Niederwürzbach (Blieskastel)

Niederwürzbach ist einer von 15 Stadtteilen der Barockstadt Blieskastel und liegt im Tal des Würzbachs. Der Würzbach entspringt zwischen Oberwürzbach und St. Ingbert und mündet nach 12km bei Blieskastel-Lautzkirchen in die Blies. Dazwischen wird der Würzbach zum Niederwürzbacher Weiher aufgestaut.

Rund um den Niederwürzbacher Weiher kann man wandern und kommt an schmucken Bauten vorbei. Ein Spaziergang rund um den Weiher entführt auf romantische Art in eine andere Zeit. Am Ufer liegen auch ein Wohnmobilstellplatz sowie eine Freizeitanlage mit Liegewiese, Beachvolleyball-Feld und einem Kinderspielplatz. Der 12ha große Niederwürzbacher Weiher wurde künstlich angelegt und bereits 1564 in einer Karte beschrieben.

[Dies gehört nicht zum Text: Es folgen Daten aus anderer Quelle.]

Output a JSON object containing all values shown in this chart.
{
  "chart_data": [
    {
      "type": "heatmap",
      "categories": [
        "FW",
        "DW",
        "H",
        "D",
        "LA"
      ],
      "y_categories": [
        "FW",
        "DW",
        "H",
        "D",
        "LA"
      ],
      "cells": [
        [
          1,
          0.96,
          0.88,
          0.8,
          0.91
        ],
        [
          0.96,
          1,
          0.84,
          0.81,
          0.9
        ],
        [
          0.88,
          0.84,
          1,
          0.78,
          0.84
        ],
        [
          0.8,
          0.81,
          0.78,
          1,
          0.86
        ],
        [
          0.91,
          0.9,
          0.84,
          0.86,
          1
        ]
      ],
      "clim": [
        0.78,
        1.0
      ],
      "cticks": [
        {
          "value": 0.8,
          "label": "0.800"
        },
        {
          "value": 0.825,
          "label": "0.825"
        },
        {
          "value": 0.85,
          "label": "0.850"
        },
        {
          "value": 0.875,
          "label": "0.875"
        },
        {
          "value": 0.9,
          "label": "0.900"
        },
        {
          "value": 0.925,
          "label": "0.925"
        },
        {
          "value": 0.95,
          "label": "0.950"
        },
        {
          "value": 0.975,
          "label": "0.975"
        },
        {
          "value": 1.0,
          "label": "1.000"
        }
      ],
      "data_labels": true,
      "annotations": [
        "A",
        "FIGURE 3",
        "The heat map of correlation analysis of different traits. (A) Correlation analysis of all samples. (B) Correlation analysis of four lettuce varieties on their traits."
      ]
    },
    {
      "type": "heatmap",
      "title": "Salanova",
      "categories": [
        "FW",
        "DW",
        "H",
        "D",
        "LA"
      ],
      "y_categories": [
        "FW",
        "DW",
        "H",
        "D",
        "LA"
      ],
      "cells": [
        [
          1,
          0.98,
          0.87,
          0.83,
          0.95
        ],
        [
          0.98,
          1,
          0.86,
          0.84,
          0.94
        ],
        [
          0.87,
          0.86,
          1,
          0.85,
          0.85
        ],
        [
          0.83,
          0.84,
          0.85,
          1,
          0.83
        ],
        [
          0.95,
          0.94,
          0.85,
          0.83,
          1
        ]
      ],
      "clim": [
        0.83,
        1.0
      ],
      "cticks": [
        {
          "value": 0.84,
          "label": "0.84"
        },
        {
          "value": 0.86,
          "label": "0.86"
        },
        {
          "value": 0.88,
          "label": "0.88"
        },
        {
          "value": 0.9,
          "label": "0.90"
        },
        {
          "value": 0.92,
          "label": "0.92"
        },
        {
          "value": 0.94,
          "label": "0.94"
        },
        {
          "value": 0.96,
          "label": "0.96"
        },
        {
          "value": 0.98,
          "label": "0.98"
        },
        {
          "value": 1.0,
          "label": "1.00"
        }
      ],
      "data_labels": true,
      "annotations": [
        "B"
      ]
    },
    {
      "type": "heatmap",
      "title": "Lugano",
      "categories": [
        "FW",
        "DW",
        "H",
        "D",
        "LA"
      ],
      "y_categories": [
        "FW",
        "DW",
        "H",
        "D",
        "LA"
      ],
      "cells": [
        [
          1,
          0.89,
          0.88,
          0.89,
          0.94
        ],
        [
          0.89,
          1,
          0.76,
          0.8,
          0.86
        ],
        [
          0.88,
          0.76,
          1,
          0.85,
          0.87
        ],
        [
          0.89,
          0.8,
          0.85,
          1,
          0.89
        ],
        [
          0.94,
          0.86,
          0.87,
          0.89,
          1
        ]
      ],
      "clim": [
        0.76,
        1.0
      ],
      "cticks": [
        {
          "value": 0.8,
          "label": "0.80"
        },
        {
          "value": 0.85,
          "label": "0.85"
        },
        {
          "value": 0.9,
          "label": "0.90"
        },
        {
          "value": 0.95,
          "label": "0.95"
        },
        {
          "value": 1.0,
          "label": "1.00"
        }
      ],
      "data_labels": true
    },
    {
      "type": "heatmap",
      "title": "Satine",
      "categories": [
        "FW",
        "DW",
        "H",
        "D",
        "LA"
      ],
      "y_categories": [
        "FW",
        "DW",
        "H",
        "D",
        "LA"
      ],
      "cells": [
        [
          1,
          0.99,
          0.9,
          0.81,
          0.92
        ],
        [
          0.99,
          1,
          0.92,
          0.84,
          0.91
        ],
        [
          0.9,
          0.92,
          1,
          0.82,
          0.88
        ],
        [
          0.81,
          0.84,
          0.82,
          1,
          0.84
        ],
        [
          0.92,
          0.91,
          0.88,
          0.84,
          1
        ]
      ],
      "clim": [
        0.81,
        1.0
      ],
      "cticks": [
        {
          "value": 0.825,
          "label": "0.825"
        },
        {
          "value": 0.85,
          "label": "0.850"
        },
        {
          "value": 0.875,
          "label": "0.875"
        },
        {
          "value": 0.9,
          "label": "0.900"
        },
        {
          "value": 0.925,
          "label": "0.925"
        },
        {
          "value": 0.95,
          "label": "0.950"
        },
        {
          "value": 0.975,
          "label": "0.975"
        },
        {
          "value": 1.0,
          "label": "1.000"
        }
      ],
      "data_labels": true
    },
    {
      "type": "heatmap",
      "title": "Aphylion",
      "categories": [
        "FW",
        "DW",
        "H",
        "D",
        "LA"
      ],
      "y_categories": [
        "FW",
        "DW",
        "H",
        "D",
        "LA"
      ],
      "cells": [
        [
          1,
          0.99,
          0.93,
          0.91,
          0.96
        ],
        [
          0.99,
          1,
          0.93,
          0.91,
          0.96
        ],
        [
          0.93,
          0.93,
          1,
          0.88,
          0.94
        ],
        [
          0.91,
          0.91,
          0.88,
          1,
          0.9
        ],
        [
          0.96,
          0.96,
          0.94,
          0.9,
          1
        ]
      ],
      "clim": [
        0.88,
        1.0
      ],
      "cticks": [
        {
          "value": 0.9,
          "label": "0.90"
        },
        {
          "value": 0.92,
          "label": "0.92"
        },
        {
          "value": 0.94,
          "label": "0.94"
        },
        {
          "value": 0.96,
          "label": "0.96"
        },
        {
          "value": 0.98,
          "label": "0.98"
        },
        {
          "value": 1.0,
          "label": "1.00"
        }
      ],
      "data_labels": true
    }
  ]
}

Der See und die barocken Bauten stehen in direkter Verbindung zur Reichsgräfin Marianne von der Leyen (1745-1804). Nach dem Tod ihres Mannes Franz Karl von der Leyen übernahm die damals 30jährige die Regentschaft in Blieskastel, da ihr Sohn Philipp noch nicht volljährig war. Sie lenkte 1775-93 die Geschicke in Blieskastel und den anderen verstreuten Familienbesitztümern. Der Niederwürzbacher See wurde zur Zeit der Regentschaft der Gräfin Teil eines Englischen Gartens und am Ufer entstanden zwei Sommersitze.

Der Annahof, heute ein Hotel mit Restaurant und Biergarten, wird auch Runder Bau genannt und stammt aus dem 18. Jahrhundert. Halbrunde Wirtschaftstrakte flankieren das zweigeschossige Hauptgebäude im Stil des Frühklassizismus. Die Rundtürme bei der Einfahrt kamen erst 1920 hinzu. 1793 zerstörten Revolutionstruppen einen guten Teil der gräflichen Anlagen, wobei der Annahof und Schloss Montplaisir sich in weiten Teilen erhalten konnten.

Schloss Montplaisir, aufgrund des Anstrichs auch Roter Bau genannt, wurde als langgestreckter Gutshof mit einem Mansardwalmdach 1785-86 errichtet. Der Rote Bau ist privat und mit Wohnungen ausgebaut. Von Blieskastel aus kommt der Mariannenweg, der hier in die Würzbachschleife übergeht. Der Rundweg folgt den Spuren der Reichsgräfin.

Zwischen den beiden Weiherarmen auf einer Art Halbinsel steht mit dem Gut Junkerwald eine Villa aus den Jahren 1902-03. Der Arzt und Königliche Hofrat Carl Ehrhardt ließ das Herrenhaus von einem bekannten Architekten errichten und schenkte es seiner Tochter zur Vermählung. Der Architekt Georg von Hauberrisser plante übrigens auch das Münchner Rathaus. 1955 litt das Anwesen einen erheblichen Brandschaden, doch man baute es wieder nach alten Vorlagen auf. Heute ist hier Gastronomie und ein nach wie vor idyllisches Fleckchen mit Seeblick.

Eine bewegte Geschichte hat auch die Hubertuskapelle in Niederwürzbach. Sie wurde 1742 gebaut, erlitt durch die Revolutionstruppen Schaden, wurde renoviert, war nach dem Bau der Kirche 1881 überzählig, ging in den Besitz der politischen Gemeinde über mit Nutzung als Rathaus und Feuerwehrhaus, wurde 1952 evangelisch und erhielt bei der Sanierung ihr altes Kleid zurück.

Ein Wort ist in Deutschland zum festen Begriff geworden und für diesen Begriff steht ein Mann, der in Niederwürzbach aufwuchs: Peter Hartz. Es ist anzunehmen, dass Peter Hartz, der sein Bundesverdienstkreuz nach einem VW-Skandal (Bestechungsaffäre 2005) und Verurteilung wieder zurück geschickt hatte, trotzdem nicht „hartzen“ muss.